INSEMINAÇÃO CASEIRA: O JOIO E O TRIGO

Por Regina Beatriz Tavares da Silva, Presidente da ADFAS, originalmente publicado no Blog do Fausto Macedo – Estadão.

 

A expressão inseminação caseira gera perplexidade. Afinal, a geração de um ser humano advém da relação sexual entre um homem e uma mulher ou por meio de técnicas de reprodução medicamente assistida. O que seria, então, a inseminação caseira?

Inseminação caseira ou auto inseminação é a utilização de sêmen de um “doador” — encontrado em redes sociais ou por outra forma –, no domicílio da mulher que pretende engravidar, com sua introdução, por meio de uma seringa, no colo do seu útero. É um meio artificial reprodutivo, que não tem assistência médica e gera uma série de indagações.
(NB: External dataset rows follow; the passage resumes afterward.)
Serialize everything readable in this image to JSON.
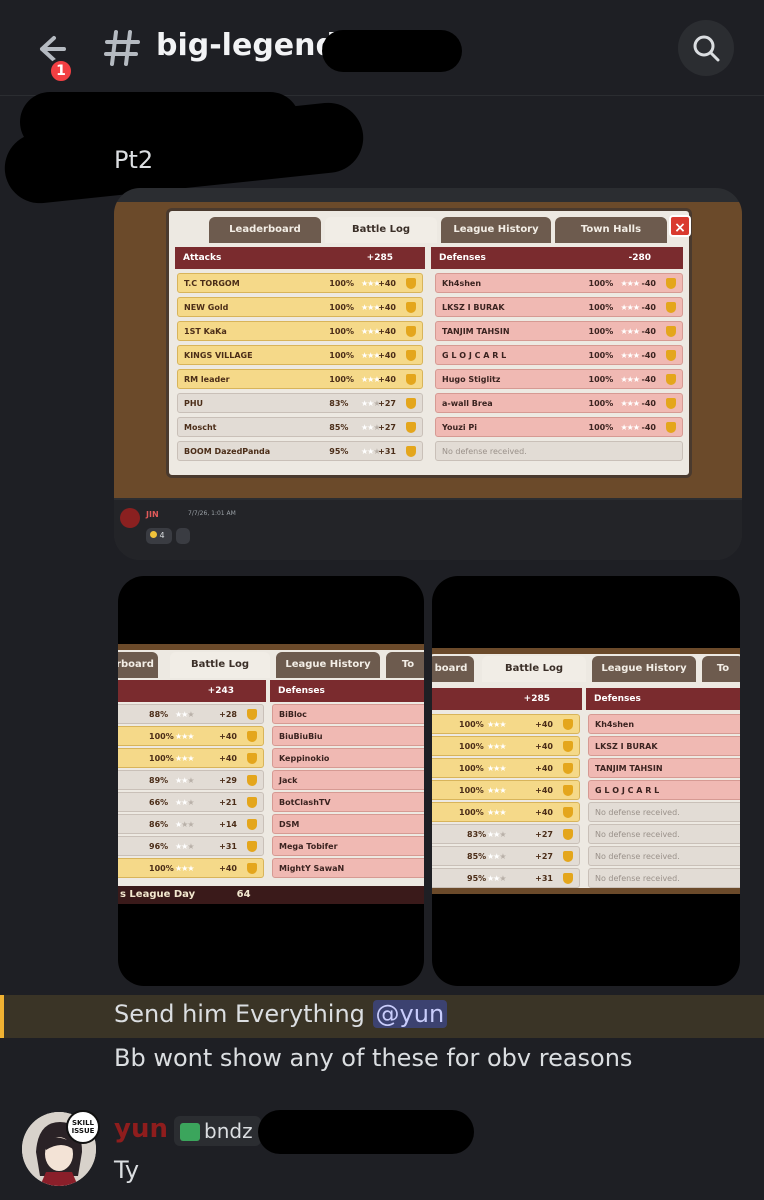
{
  "header": {
    "channel_name": "big-legends",
    "unread_count": "1"
  },
  "messages": {
    "first_text": "Pt2",
    "highlight_prefix": "Send him Everything ",
    "highlight_mention": "@yun",
    "second_text": "Bb wont show any of these for obv reasons",
    "reply_user": "yun",
    "reply_tag": "bndz",
    "reply_text": "Ty"
  },
  "embed1": {
    "tabs": [
      "Leaderboard",
      "Battle Log",
      "League History",
      "Town Halls"
    ],
    "attacks_label": "Attacks",
    "attacks_total": "+285",
    "defenses_label": "Defenses",
    "defenses_total": "-280",
    "attacks": [
      {
        "name": "T.C TORGOM",
        "pct": "100%",
        "score": "+40"
      },
      {
        "name": "NEW Gold",
        "pct": "100%",
        "score": "+40"
      },
      {
        "name": "1ST KaKa",
        "pct": "100%",
        "score": "+40"
      },
      {
        "name": "KINGS VILLAGE",
        "pct": "100%",
        "score": "+40"
      },
      {
        "name": "RM leader",
        "pct": "100%",
        "score": "+40"
      },
      {
        "name": "PHU",
        "pct": "83%",
        "score": "+27"
      },
      {
        "name": "Moscht",
        "pct": "85%",
        "score": "+27"
      },
      {
        "name": "BOOM DazedPanda",
        "pct": "95%",
        "score": "+31"
      }
    ],
    "defenses": [
      {
        "name": "Kh4shen",
        "pct": "100%",
        "score": "-40"
      },
      {
        "name": "LKSZ I BURAK",
        "pct": "100%",
        "score": "-40"
      },
      {
        "name": "TANJIM TAHSIN",
        "pct": "100%",
        "score": "-40"
      },
      {
        "name": "G L O J C A R L",
        "pct": "100%",
        "score": "-40"
      },
      {
        "name": "Hugo Stiglitz",
        "pct": "100%",
        "score": "-40"
      },
      {
        "name": "a-wall Brea",
        "pct": "100%",
        "score": "-40"
      },
      {
        "name": "Youzi Pi",
        "pct": "100%",
        "score": "-40"
      },
      {
        "name": "No defense received.",
        "pct": "",
        "score": ""
      }
    ],
    "footer_user": "JIN",
    "footer_date": "7/7/26, 1:01 AM",
    "reaction_count": "4"
  },
  "embed2": {
    "tabs": [
      "rboard",
      "Battle Log",
      "League History",
      "To"
    ],
    "attacks_total": "+243",
    "defenses_label": "Defenses",
    "attacks": [
      {
        "pct": "88%",
        "score": "+28"
      },
      {
        "pct": "100%",
        "score": "+40"
      },
      {
        "pct": "100%",
        "score": "+40"
      },
      {
        "pct": "89%",
        "score": "+29"
      },
      {
        "pct": "66%",
        "score": "+21"
      },
      {
        "pct": "86%",
        "score": "+14"
      },
      {
        "pct": "96%",
        "score": "+31"
      },
      {
        "pct": "100%",
        "score": "+40"
      }
    ],
    "defenses": [
      "BiBloc",
      "BiuBiuBiu",
      "Keppinokio",
      "Jack",
      "BotClashTV",
      "DSM",
      "Mega Tobifer",
      "MightY SawaN"
    ],
    "footer_label": "s League Day",
    "footer_value": "64"
  },
  "embed3": {
    "tabs": [
      "board",
      "Battle Log",
      "League History",
      "To"
    ],
    "attacks_total": "+285",
    "defenses_label": "Defenses",
    "attacks": [
      {
        "pct": "100%",
        "score": "+40"
      },
      {
        "pct": "100%",
        "score": "+40"
      },
      {
        "pct": "100%",
        "score": "+40"
      },
      {
        "pct": "100%",
        "score": "+40"
      },
      {
        "pct": "100%",
        "score": "+40"
      },
      {
        "pct": "83%",
        "score": "+27"
      },
      {
        "pct": "85%",
        "score": "+27"
      },
      {
        "pct": "95%",
        "score": "+31"
      }
    ],
    "defenses": [
      "Kh4shen",
      "LKSZ I BURAK",
      "TANJIM TAHSIN",
      "G L O J C A R L",
      "No defense received.",
      "No defense received.",
      "No defense received.",
      "No defense received."
    ]
  }
}
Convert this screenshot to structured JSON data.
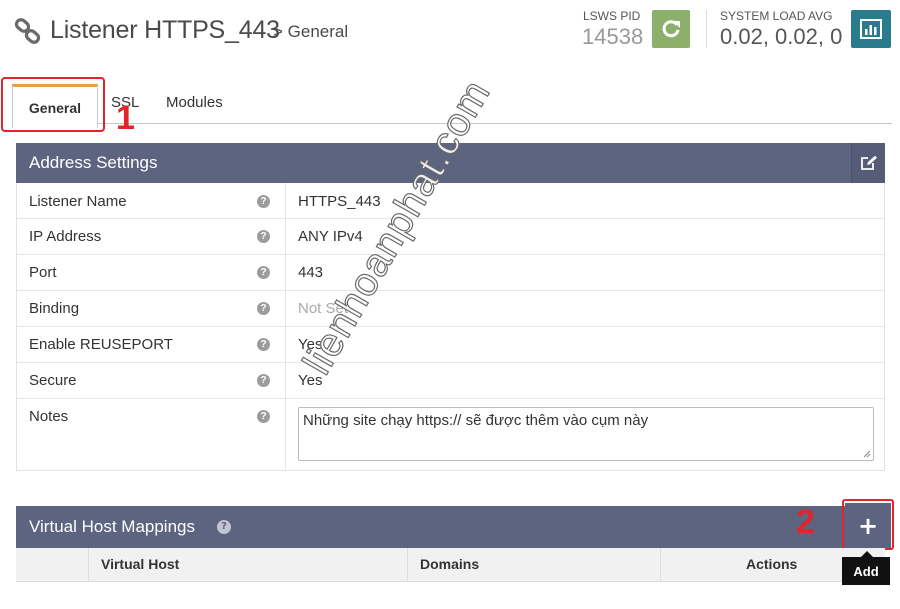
{
  "header": {
    "title": "Listener HTTPS_443",
    "breadcrumb_current": "> General",
    "pid_label": "LSWS PID",
    "pid_value": "14538",
    "load_label": "SYSTEM LOAD AVG",
    "load_value": "0.02, 0.02, 0",
    "icons": [
      "link-icon",
      "restart-icon",
      "chart-icon"
    ]
  },
  "tabs": [
    {
      "label": "General",
      "active": true
    },
    {
      "label": "SSL",
      "active": false
    },
    {
      "label": "Modules",
      "active": false
    }
  ],
  "markers": {
    "one": "1",
    "two": "2"
  },
  "address_settings": {
    "title": "Address Settings",
    "rows": [
      {
        "label": "Listener Name",
        "value": "HTTPS_443"
      },
      {
        "label": "IP Address",
        "value": "ANY IPv4"
      },
      {
        "label": "Port",
        "value": "443"
      },
      {
        "label": "Binding",
        "value": "Not Set"
      },
      {
        "label": "Enable REUSEPORT",
        "value": "Yes"
      },
      {
        "label": "Secure",
        "value": "Yes"
      },
      {
        "label": "Notes",
        "value": "Những site chạy https:// sẽ được thêm vào cụm này"
      }
    ],
    "help_glyph": "?"
  },
  "virtual_host_mappings": {
    "title": "Virtual Host Mappings",
    "columns": [
      "Virtual Host",
      "Domains",
      "Actions"
    ],
    "add_label": "+",
    "add_tooltip": "Add"
  },
  "watermark": "lienhoanphat.com",
  "colors": {
    "panel_header": "#5d6480",
    "restart_button": "#8cb06a",
    "chart_button": "#2a7c8c",
    "active_tab_accent": "#e0a34a",
    "annotation_red": "#e0262b"
  }
}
O leitor já deve ter imaginado que a inseminação caseira é buscada por mulheres que não querem ou não podem arcar com os custos da reprodução medicamente assistida.
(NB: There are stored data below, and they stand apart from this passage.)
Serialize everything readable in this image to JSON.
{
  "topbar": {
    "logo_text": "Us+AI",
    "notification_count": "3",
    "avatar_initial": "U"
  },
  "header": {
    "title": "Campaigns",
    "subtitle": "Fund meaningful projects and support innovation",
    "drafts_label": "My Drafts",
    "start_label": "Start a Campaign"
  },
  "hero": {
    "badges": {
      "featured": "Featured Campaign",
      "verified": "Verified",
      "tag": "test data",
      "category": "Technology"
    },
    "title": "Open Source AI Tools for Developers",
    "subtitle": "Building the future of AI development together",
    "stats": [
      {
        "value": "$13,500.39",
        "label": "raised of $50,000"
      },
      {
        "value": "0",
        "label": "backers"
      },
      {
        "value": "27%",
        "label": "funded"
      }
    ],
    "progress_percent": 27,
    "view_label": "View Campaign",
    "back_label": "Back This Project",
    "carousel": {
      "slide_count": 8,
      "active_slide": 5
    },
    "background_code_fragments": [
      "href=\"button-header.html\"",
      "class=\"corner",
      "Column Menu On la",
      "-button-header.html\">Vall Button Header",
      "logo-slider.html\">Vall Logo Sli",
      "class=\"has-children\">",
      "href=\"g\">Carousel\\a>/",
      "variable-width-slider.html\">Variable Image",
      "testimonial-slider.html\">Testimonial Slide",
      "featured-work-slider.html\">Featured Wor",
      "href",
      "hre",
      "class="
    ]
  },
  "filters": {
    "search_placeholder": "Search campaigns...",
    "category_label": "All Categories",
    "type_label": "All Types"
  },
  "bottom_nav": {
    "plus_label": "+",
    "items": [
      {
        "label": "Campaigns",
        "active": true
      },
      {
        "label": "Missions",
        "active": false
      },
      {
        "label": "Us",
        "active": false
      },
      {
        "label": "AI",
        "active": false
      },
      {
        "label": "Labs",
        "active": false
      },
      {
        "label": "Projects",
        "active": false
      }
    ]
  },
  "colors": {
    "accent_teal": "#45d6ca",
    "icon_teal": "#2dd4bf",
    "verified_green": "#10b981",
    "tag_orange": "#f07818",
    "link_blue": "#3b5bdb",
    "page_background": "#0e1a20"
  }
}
A primeira pergunta a ser feita na inseminação caseira: haveria riscos à saúde da gestante e da criança pela utilização de material genético contaminado, por exemplo pelo vírus da AIDS (Vírus da Imunodeficiência Humana – HIV)? Até mesmo o leigo pode imaginar que a resposta é sim! Por outro lado, na reprodução medicamente assistida é feita a verificação do material genético, segundo as regras do Conselho Federal de Medicina, inclusive com relatório médico atestando a saúde física e mental de todos os envolvidos (Resolução CFM 2.320/2022 IV, 2.1.).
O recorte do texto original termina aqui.